John M. Smith, Agriculture, Natural Resources, and Community Development Agent, The Ohio State University Extension 
Auglaize County

Is Your Herd Positioned for Profit? 
John M. Smith 
OSU Extension, Auglaize County 
Agriculture & NRCD

With the current price of milk, dairymen must take a serious look at their operations. A total effort must be made to reduce costs and improve profits. Herds that produce profit usually have many things in common:

1. Good Forages  Forage quality must be consistent and high quality. It is very expensive to upgrade poor forages with other feeds.

2. Clean, Fresh Water Water is the cheapest most important nutrient and the one most often ignored. Big, high producing cows will drink up to 50 gallons per day in the summer. A good place to have a water tank is in the parlor return alley. Many cows will drink heavily returning from the parlor. Cows will drink more warm water (70oF) than they will cold water (55oF). If they won't or can't drink water, they can't make milk.
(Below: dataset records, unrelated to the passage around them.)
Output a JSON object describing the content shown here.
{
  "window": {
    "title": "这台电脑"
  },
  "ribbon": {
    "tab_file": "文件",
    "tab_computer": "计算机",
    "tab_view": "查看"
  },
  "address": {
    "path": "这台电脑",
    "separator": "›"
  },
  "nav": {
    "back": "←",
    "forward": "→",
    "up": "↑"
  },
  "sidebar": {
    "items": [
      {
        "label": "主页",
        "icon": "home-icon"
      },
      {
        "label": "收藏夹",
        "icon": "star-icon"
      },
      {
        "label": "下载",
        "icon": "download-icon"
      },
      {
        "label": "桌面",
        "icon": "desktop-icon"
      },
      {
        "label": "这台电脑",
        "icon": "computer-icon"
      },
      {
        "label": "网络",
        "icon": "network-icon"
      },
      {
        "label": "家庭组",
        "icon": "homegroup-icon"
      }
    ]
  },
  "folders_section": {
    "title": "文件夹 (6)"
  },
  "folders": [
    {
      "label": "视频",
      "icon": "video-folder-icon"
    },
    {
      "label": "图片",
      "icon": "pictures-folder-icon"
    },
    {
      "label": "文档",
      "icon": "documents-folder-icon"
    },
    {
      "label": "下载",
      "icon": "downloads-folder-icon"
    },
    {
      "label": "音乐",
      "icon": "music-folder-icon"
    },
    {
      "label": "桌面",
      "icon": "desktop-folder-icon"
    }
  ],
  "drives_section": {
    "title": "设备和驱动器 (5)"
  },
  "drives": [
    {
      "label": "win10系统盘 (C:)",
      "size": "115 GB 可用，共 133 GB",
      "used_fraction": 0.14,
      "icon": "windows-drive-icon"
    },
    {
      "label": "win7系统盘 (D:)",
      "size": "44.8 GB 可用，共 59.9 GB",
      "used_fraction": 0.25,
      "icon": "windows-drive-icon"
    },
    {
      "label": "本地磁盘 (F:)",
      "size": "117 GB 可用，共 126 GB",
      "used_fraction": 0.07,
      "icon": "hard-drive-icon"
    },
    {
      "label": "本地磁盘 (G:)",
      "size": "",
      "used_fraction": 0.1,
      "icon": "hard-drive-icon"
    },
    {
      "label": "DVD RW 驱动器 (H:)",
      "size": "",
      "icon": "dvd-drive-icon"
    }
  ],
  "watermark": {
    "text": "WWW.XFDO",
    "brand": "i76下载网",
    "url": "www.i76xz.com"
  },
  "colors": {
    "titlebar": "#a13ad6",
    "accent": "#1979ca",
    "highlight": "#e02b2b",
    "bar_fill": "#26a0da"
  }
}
At times it helps to add water to rations. Many herds do add up to 5 pounds of water per cow to the total mixed ration and find that the cows eat the feed better. However, try to keep the ration consistent at about 50% moisture.

3. Low Somatic Cell Count and Good Milking Techniques  High SCCs indicate hidden production losses and could be due to many causes: poor milking habits; milking equipment not working properly; free stalls that need cleaned, repaired, bedded or not designed properly; untreated mastitis, etc.

4. Good Genetics  The genetics of a herd can make a 25% difference in production. AI all heifers and cows.

5. Good Heat Detection  Without it you cannot have a successful breeding program.

6. Maintain and Use Accurate Records  Records of production, financial, herd health, breeding and feeding. Without the use of good records, a herd manager is lost.

7. Know How Much You Are Feeding and Where It Is Going  Errors of up to 25% are common on some farms. This is not only expensive, but can be very wasteful. A mixer with a scale can be one of your best management tools. Many farms have a 10-15% feed wastage at the feed bunk due to improper design or repair of the feed bunk.

8. Have a Sound Dry Cow Program  This part of the lactation/gestation is extremely important to the next lactation. If a cow does not calve properly, due to a poor dry cow program, she will not milk well or breed back easily. This is one area that is too often ignored.

9. Cull Unprofitable Cows  If a cow is not making you money, you can't afford to keep her.